Il y a bien sûr ces vautours qui travaillent à privatiser Hydro-Québec, mais on oublie que depuis 1985, 12 100 firmes "canadiennes" (répertoriées en 2008) ont été vendues [2], en douce, à des "intérêts" étranges, dont 600 depuis le règne du bienfaisant (sic) Stephen Harper (élu en janvier 2006. 600 en seulement deux ans, efficace ce Stephen! Et Charest ?) La plupart de ces ventes (prises de contrôle) ont été "approuvées" «sans examen» par Ottawa ou par Québec. Quelques-unes ont été "examinées", mais AUCUNE ne fut rejetée.
Le Québec a ainsi perdu le contrôle de pans complets de son économie, plus particulièrement dans les secteurs minier et sidérurgique.
Perte de contrôle de géants comme: Falconbridge [3], Inco, LionOre, Cambior, Dofasco, Algoma Steel et Ipsco. Et c'est sans oublier les autres gros morceaux comme Agricor United, North American Oil Sands, Standard Aereo, Abitibi Consolidated, Alcan et BCE.
La liste des entreprises québécoises vendues à des intérêts étranges est renversante:
Sico, Molson, Labatt, Van Houtte, Domtar, Provigo, Bauer, Biochem Pharma, Limocar, Bombardier capital, Bombardier produits récréatifs, La Senza, Softimage, Dollarama, Delisle, Vachon, Multi-Marques, Gadoua, Le Groupe Commerce, La Laurentienne, Assurances générales, Meloche Monnex, Aliments Carrière (mon Map-o-spread), DMR, Groupe Hamelin, Sidbec, Réno-Dépôt, Urgel Bourgie, La Place Dupuis, Nova Bus, Lépine-Cloutier, Bélair Direct, Ivaco, Unibroue, Sports Experts, Prévost Car, Cinar, Sodisco, Culinar, Microcell, Télésystème Mobile, Jean-Marc Brunet (le Naturiste), Technilab, Les Canadiens de Montréal (vendu pour 275 millions à Gillet et racheté pour plus de 500 millions, par Molson et Cie), Corby, Seagram, Donohue, Stadacona, Forex, Foresbec, Avenor, Repap, Cartons St-Laurent, Consolidated Bathurst et en fouillant, on peut en trouver d'autres.
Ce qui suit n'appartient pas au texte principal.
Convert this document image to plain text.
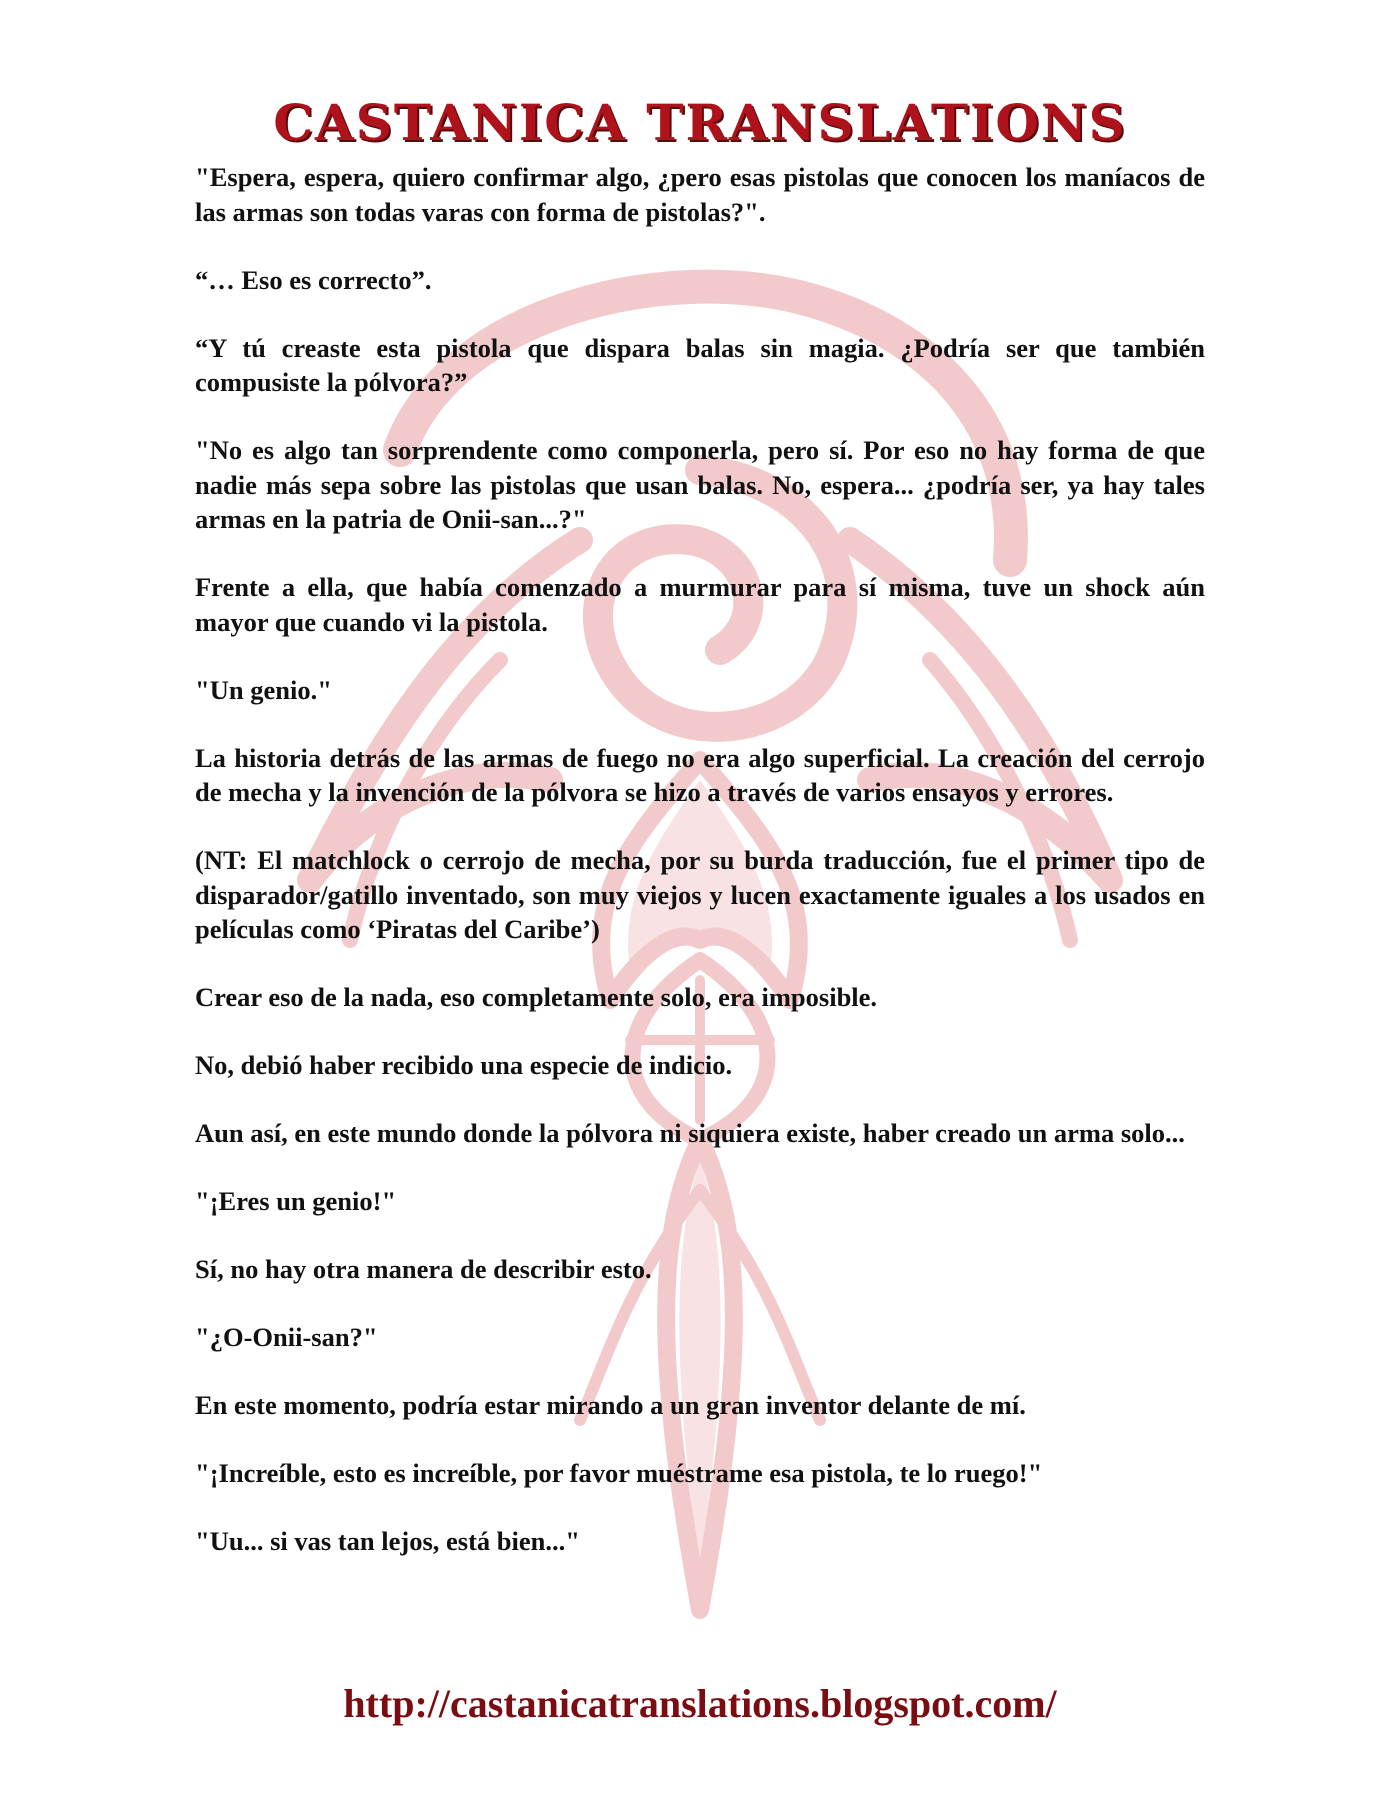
CASTANICA TRANSLATIONS

"Espera, espera, quiero confirmar algo, ¿pero esas pistolas que conocen los maníacos de las armas son todas varas con forma de pistolas?".

“… Eso es correcto”.

“Y tú creaste esta pistola que dispara balas sin magia. ¿Podría ser que también compusiste la pólvora?”

"No es algo tan sorprendente como componerla, pero sí. Por eso no hay forma de que nadie más sepa sobre las pistolas que usan balas. No, espera... ¿podría ser, ya hay tales armas en la patria de Onii-san...?"

Frente a ella, que había comenzado a murmurar para sí misma, tuve un shock aún mayor que cuando vi la pistola.

"Un genio."

La historia detrás de las armas de fuego no era algo superficial. La creación del cerrojo de mecha y la invención de la pólvora se hizo a través de varios ensayos y errores.

(NT: El matchlock o cerrojo de mecha, por su burda traducción, fue el primer tipo de disparador/gatillo inventado, son muy viejos y lucen exactamente iguales a los usados en películas como ‘Piratas del Caribe’)

Crear eso de la nada, eso completamente solo, era imposible.

No, debió haber recibido una especie de indicio.

Aun así, en este mundo donde la pólvora ni siquiera existe, haber creado un arma solo...

"¡Eres un genio!"

Sí, no hay otra manera de describir esto.

"¿O-Onii-san?"

En este momento, podría estar mirando a un gran inventor delante de mí.

"¡Increíble, esto es increíble, por favor muéstrame esa pistola, te lo ruego!"

"Uu... si vas tan lejos, está bien..."

http://castanicatranslations.blogspot.com/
Les chantres néolibéraux pour le libre-échange, devant cette liste, vont rétorquer que les Quebécor, Jean-Coutu et Couche-tard, achètent, elles aussi, un grand nombre de sociétés étrangères, mais cela n'est rien pour compenser la perte d'autant de secteurs vitaux pour notre propre économie et pour les pertes d'emplois ou la dégradation des conditions de travail de milliers de travailleurs-euses Québécois-es.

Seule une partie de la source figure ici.